PRIVO DI FIGURATIVITÀ, Dieback*/Fioriture immerge i visitatori nella malattia, che ridotta al suono non è meno visibile. Nella dimensione dell’ascolto si odono discorsi, respiri, urla, risate, deliri, sibili, pianti, applausi, silenzi e sussurri che ciascuno immagina a proprio modo. L’assenza di appigli figurativi porta a concepire immagini a partire da quei processi, per come permeano il visitatore e si tessono con la sua esperienza.
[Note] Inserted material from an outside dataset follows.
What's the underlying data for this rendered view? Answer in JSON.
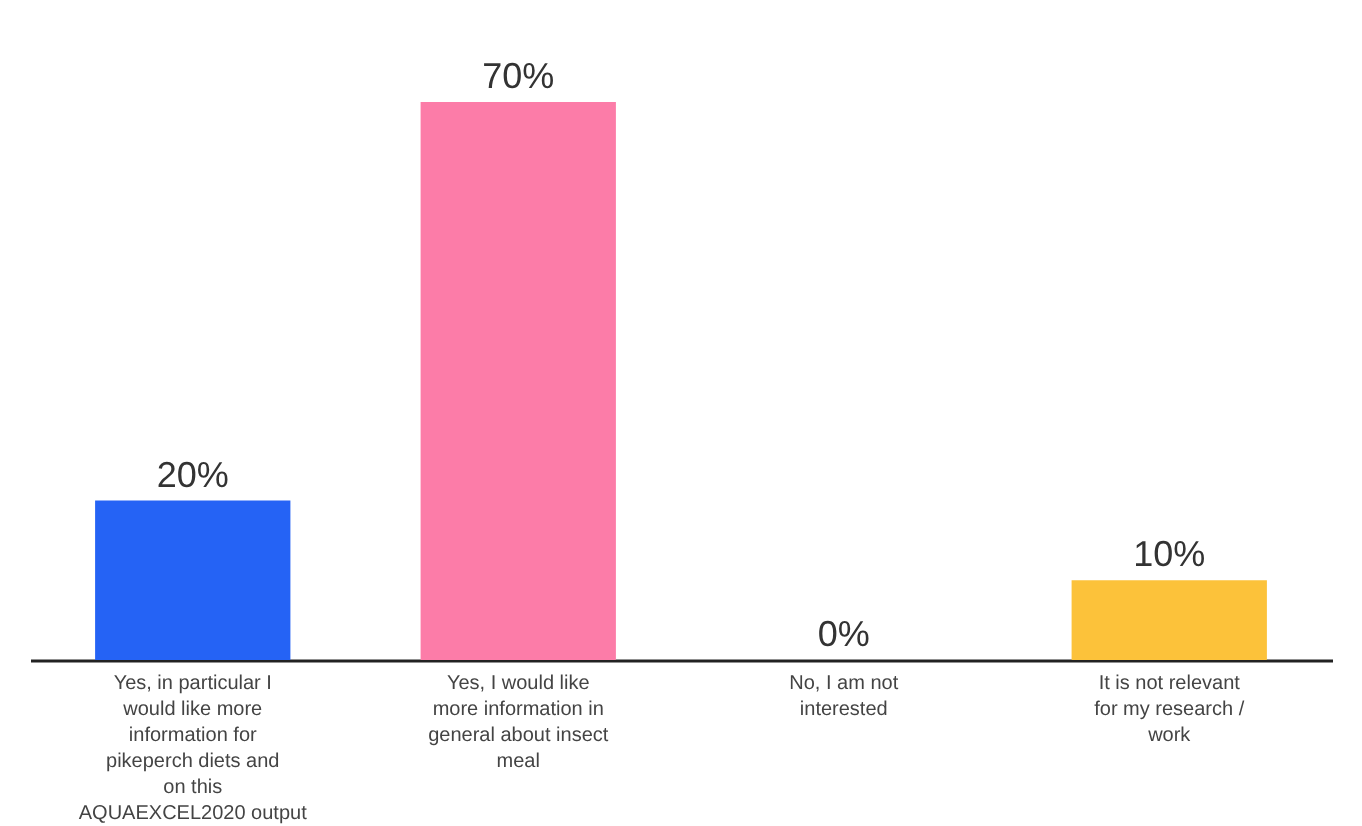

Nessuna voce è isolata. Dieback*/Fioriture ha di speciale l’ossimoro fra l’Alzheimer come regresso ed erosione dell’individuo alla radice – la Dieback delle piante – e l’intervento di altre persone, infermieri, operatori sanitari, medici, psicologi, familiari che, stando intorno al paziente per aiutarlo, conferiscono senso alla sua espressività, qualunque essa sia – la Fioritura. L’autocoscienza dei comportamenti e della perdita della memoria smette di essere un dramma, nel malato di Alzheimer, quando entra in campo l’ascolto, quando l’io sente l’altro con sé stesso. E allora dà corso a riserve cognitive e ricordi inframmezzati da esclamazioni, balbettii e vocalizzi, con incursioni del corpo e sbalzi d’umore. La Fioritura è l’interlocutore che riconosce comunque la parola del malato, lo legittima e sostiene nella sua teatralità, gli è prossimo nell’urgenza che ha di fare poesia del proprio dramma, di non essere dimenticato mentre dimentica.

IL CAMPO DELL’ASCOLTO dev’essere esteso e i tempi dilatati, perché il malato innesta all’esterno quel che rimane delle sue radici. Di qui, da parte dell’artista, il prolungamento della permanenza nel Nucleo in un «percorso urbano» tra ricovero e città: con un incontro fra il pubblico e Cristiano Chesi, professore allo Iuss di Pavia e direttore del centro di ricerca sul rapporto tra neurologia e sintassi Nets, con l’archivio delle voci, con l’installazione sonora di Alessandro Perini per canne e tronchi sonanti in un giardino privato di via Camposabbionario, con gli esperimenti di memoria e oblio in cui Isabella Bordoni, sollecitata da Giulio Costa, prova a ricordare componimenti scritti da lei tra il 1987 e il 2007. L’artista fa capire che i disturbi dell’Alzheimer non ci sono del tutto estranei. Gradi e soglie, non una frontiera, separano sanità e malattia: i germogli di questo linguaggio vanno cambiati di segno, per prendere cittadinanza.